Drawing From A Deep Well
I grew up in a fundamentalist church. There are dozens of breeds of this kind of church, but my formational years were spent in a non-denominational church deep in the boondocks of Oregon in an old truck stop turned cheap-steeple. I learned to do church in community. Everybody was working class -- save my family and one other family. Everybodies survival was deeply entangled in the success of the whole – an example I frequently cite is this: my family raised birds and our land had alfalfa growing. We traded eggs, meat or grass for fresh goats’ milk from the pastor. That part of the working class, rural, fundamentalist church is beautiful, communities are at their best when they weave their lives together. We, as Americans, would probably all be better off if we could more clearly see the bonds of God which holds our communities together in the age-old pilgrimage for survival.

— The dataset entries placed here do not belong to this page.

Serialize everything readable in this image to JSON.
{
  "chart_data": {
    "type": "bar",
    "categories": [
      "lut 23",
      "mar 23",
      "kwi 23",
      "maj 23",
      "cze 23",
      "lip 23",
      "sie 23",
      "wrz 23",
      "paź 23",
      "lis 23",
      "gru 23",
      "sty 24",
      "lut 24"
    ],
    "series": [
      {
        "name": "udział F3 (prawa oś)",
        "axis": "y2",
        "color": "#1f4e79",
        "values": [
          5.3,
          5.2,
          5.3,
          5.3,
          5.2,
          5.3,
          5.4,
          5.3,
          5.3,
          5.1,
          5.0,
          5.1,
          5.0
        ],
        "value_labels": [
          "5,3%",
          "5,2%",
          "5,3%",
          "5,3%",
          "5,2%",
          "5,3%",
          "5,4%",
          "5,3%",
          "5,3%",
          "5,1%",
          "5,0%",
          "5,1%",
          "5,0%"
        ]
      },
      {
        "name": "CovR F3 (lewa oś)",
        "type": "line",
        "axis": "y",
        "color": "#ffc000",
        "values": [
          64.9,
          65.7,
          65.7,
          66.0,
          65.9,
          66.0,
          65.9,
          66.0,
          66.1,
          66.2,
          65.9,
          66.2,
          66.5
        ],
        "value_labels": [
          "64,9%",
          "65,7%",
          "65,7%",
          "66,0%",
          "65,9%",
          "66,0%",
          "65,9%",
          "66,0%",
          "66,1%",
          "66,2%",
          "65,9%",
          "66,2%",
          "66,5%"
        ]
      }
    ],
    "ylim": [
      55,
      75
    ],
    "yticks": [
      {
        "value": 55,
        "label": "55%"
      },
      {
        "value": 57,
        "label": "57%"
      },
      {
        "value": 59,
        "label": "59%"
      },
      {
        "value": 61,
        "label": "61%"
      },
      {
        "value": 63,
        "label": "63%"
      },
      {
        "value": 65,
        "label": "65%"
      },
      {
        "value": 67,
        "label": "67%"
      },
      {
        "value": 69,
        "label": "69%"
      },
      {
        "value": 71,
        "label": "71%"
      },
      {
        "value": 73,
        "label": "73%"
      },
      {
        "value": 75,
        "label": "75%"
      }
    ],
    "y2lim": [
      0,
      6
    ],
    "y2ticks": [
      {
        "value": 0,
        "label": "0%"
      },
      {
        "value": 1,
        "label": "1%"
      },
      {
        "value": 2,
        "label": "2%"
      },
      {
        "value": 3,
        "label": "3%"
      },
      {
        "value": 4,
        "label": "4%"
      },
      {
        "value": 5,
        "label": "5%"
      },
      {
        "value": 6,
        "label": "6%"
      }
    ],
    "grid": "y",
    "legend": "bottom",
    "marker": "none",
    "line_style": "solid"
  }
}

The fundamentalists believe that the only things worth knowing are confined in those 77 books which are the literal words of God. In their opinion the bible is infallible, unchanging, and perfect in every way. Academic study, historical context, cultural notes, or even the acknowledgement of how the texts were literally compiled are trite at best and often heretical. Christians are, too fundamentalists, in a fierce spiritual battle against secularism (re: evil) and biblical study is your only shield against a secular (re: evil) world which will seduce you into personal sin.
As a result, we who come from fundamentalism know the bible inside and out. We played games which centered around being able to quote entire chapters of the bible at random. Imagine a drafty room in the back of a dirty truck stop with a bunch of middle schoolers sitting in a circle and a volunteer pulls a flash card out which lists a bible & chapter. Whoever can recite the most scripture of the rest of that book wins.
Now, I draw from a deep well of resources which inform my understanding of the bible as a messy, imperfect, sacred library which was written down at a time and place for a reason. Giving myself permission to understand the who, what, when, where & why of the bible has transformed my relationship with it into a friend for whom I can give permission to fail. When I find her inconsistencies, her little quirks, her cultural sins -- I appreciate them as part of the story of humankind trying to find their way to a God whose voice is often muted.
Genealogy as a Sacred Oath to the Invisible People
This makes the bible more interesting too. For example, remember all that boring genealogy in the beginning of your bible? “Some dead dude then some other dead dude and then some other dead dude,” and on and on and on. If you read that without context, at best, you’re like “sounds like Adam & Steve to me, but okay.”
But if you put that into context – suddenly the Genealogy is a sacred promise with God and a Revolutionary Act. The Jewish people wrote that scripture while they were suffering under brutal slavery. A Jewish person born at that time had the promise of a painful life and a painful death. Each person was considered property and their life and inevitable death would have been treated like livestock.
However, the Jewish people memorized through verbal repetition their family heritage. As a reminder that their life also has value not just to them but to God. This was unprecedented—the gods of the past did not know or love individual people. But for the Jewish People it was different: neither their children nor their God would forget their names. So each generation memorized the last generations names and taught it to their children that they are a sacred and loved people who God has not forgotten. Read each name and hear the prayer and the promise. The promise that there was a time before, there will be a time after, and that every person has the Love of God.
It can also be read as a promise to the people of our time whose lives we do not mourn – the people who work our fields, make our clothes, and who fill our nations ghettos.
“Blessed are the Meek, for they will inherit the earth.”
I hope that if you are not currently doing so then in your spiritual journey, you will read the bible and ask harder questions of it. Ask those books who, what, when, where and why?
And my favorite question: where is the scandal? In the bible, God is almost always found in the midst of the scandal.